Lunedì, 21 dicembre 2020
A cura di don Antonio Pinna, cappellano della Comunità di vita contemplativa delle Servidoras del Señor y de la Virgen de Matará
Anche quest’anno, nella chiesa delle Cappuccine di Oristano la novena di Natale è in sardo. Fino a giovedì 24 dicembre, alle ore 18 risuonerà il Regem venturum Dóminum della tradizione. Il canto è accompagnato dalle voci di una sorella venuta dal Brasile, quattro venute dall’Argentina, una dall’Egitto, due dall’Italia. Nessuna di loro, fino allo scorso anno, aveva mai sentito parlare di lingua sarda.
Le religiose, Sorelle Servidoras del Señor y de la Virgen de Matará, si propongono di “evangelizzare le culture” e tenere viva la fede nei territori in cui sono inviate come “missionarie”. Secondo le parole di san Giovanni Paolo II, i cui insegnamenti sono tra le principali fonti ispiratrici della loro famiglia religiosa, l’evangelizzazione presuppone una “fede inculturata”, cioè un annuncio di Gesù “innestato” nelle speranze e nella linfa vitale dei popoli.
Il termine “innesto” è quello usato dal Concilio Plenario Sardo, timoroso di utilizzare nel 2001 il termine “inculturazione”, che già nel 1979 san Giovanni Paolo II aveva usato per la prima volta in un documento della Chiesa.

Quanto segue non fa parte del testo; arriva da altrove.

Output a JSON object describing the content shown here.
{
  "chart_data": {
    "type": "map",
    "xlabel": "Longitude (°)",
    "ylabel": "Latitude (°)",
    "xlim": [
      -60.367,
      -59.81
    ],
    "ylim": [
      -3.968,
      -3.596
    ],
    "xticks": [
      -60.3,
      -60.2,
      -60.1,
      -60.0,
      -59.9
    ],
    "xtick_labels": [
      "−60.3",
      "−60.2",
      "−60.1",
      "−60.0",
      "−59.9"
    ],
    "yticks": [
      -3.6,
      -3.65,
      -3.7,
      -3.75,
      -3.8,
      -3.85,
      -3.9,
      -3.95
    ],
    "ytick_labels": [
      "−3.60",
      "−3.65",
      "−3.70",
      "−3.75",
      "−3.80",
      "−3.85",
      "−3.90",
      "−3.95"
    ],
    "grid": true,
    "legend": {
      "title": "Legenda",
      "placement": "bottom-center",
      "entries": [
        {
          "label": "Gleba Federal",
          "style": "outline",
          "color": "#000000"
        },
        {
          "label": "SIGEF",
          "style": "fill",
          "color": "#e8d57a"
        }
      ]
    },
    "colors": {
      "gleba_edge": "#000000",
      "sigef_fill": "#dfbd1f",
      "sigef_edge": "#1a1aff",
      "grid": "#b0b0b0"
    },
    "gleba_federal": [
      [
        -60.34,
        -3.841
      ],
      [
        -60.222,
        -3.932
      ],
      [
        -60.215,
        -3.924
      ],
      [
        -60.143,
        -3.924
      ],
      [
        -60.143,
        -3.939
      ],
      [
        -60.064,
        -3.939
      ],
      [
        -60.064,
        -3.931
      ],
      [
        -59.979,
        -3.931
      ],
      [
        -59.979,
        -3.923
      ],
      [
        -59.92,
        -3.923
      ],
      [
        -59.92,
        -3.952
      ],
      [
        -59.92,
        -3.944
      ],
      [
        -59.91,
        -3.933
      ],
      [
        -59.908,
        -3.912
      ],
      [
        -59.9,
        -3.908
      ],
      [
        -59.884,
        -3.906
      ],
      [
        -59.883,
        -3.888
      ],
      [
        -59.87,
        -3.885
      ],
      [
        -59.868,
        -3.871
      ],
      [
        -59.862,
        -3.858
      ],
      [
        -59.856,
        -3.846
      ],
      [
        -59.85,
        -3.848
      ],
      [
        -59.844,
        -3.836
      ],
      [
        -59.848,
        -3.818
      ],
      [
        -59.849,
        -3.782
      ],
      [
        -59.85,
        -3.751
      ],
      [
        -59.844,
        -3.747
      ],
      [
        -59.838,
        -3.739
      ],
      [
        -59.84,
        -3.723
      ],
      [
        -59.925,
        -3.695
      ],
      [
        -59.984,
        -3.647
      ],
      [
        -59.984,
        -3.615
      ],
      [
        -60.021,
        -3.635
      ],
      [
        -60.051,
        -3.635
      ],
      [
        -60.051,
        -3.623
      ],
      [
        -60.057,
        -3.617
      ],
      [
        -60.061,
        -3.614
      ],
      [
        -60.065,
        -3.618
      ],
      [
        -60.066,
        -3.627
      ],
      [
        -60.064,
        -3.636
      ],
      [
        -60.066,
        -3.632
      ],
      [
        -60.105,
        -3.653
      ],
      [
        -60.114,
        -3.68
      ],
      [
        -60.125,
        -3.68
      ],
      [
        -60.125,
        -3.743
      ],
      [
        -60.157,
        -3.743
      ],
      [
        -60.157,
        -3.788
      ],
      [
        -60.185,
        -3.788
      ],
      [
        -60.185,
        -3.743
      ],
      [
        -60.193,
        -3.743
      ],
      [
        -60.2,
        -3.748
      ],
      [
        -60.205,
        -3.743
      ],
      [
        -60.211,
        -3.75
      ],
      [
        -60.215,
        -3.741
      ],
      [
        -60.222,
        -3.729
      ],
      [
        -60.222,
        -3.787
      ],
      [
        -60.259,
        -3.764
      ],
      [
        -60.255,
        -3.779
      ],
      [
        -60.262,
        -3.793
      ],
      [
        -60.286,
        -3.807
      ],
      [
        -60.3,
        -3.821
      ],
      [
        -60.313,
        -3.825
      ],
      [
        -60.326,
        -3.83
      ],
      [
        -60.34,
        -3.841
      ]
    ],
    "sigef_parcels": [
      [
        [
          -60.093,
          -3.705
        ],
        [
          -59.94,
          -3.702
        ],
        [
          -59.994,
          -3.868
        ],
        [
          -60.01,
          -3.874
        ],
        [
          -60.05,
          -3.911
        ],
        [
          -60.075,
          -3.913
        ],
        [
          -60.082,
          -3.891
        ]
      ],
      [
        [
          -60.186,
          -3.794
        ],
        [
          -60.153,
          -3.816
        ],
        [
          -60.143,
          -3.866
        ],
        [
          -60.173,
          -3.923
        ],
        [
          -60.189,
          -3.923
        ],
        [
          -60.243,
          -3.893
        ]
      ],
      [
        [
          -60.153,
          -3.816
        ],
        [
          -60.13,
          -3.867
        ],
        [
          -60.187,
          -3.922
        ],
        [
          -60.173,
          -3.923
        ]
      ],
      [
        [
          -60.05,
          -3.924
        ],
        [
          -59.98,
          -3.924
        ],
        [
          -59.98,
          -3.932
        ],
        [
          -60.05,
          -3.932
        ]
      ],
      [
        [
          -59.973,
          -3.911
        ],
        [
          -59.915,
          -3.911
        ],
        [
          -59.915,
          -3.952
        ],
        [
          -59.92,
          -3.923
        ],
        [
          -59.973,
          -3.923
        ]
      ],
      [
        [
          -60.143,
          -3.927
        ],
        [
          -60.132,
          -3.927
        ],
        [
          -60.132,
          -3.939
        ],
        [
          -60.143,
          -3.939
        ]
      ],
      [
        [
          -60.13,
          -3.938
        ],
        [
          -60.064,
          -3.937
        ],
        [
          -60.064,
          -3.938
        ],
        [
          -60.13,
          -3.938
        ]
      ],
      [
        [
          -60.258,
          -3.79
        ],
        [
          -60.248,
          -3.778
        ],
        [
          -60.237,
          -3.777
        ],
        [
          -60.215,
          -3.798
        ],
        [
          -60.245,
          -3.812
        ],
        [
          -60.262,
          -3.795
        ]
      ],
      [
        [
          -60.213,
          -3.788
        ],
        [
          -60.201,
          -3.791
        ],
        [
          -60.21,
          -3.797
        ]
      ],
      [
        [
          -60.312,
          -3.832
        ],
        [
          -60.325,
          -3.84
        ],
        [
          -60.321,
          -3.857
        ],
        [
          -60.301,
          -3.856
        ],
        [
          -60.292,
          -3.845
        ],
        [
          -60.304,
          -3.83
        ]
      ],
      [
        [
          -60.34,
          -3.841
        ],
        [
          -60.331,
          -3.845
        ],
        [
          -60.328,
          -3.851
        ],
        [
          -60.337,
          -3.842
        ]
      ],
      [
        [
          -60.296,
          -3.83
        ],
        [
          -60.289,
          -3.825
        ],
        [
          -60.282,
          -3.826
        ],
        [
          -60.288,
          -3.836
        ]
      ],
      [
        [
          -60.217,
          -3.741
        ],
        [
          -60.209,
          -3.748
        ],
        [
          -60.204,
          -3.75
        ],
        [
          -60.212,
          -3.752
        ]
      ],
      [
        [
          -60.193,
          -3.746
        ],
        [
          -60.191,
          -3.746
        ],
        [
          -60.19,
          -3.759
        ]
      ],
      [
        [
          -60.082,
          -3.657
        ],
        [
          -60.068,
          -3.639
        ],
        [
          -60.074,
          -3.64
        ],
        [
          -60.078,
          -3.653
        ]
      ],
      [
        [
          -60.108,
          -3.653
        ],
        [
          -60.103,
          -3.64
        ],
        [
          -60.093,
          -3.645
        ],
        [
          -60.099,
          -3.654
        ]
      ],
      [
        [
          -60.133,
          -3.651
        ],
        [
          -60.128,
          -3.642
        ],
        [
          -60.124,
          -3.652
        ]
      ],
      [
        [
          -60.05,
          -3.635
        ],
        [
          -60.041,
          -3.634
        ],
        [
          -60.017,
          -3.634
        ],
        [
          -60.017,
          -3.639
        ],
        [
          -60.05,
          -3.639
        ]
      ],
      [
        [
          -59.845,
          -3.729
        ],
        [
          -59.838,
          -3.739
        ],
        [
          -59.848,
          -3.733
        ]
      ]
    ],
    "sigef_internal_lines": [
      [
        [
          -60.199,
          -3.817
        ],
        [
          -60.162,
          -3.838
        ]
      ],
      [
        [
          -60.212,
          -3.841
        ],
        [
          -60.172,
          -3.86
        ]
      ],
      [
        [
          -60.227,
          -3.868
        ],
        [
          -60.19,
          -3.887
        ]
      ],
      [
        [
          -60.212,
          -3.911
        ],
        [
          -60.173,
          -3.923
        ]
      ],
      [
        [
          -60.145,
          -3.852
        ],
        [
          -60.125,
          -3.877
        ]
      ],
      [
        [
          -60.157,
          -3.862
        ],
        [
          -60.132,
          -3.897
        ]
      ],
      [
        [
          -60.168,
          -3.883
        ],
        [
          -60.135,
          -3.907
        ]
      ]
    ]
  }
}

Forse un certo timore resta ancora nel nostro territorio, nonostante le insistenze di papa Francesco sulla fede espressa in lingua materna, e nonostante il suo recente documento che delega ai vescovi locali l’approvazione delle traduzioni liturgiche.
“Ma a cosa serve tradurre la bibbia in sardo?”, si sente spesso dire. La risposta è che serve a Dio, e gli serve per noi. Perché finché Dio non parla anche la nostra lingua, non ha ancora detto tutto in tutti i toni. Lo potrà confermare chi ascolterà o canterà in sardo i testi tradizionali, rimasti in latino nella memoria di molti, ma anche alcuni canti nuovi, composti da Piero Marras su parole di Mario Puddu.
Quest’anno, le circostanze imporranno delle restrizioni sul numero dei partecipanti (limitato a 32 dalle regole di distanza), e per i momenti di canto. Ma non potrà mancare il canto del Babbu nostru, composto da Piero Marras sul tema del Pater Noster gregoriano, che rispetta le parole liturgiche e include il canto dell’embolismo (Libberanos dae male) e l’acclamazione “A tie su regnu e sa glória semper in eternu”.
L’invito è quindi di partecipare a uno scambio di esperienza e di annuncio di fede con le Sorelle Servidoras, “venute” anch’esse, come il Signore, a visitarci nella nostra terra, costruendo con loro una comunità capace di celebrare, in tutte le lingue, le lodi del Signore, nell’unica Famiglia del Verbo Incarnato, che è anche il titolo della loro grande famiglia religiosa.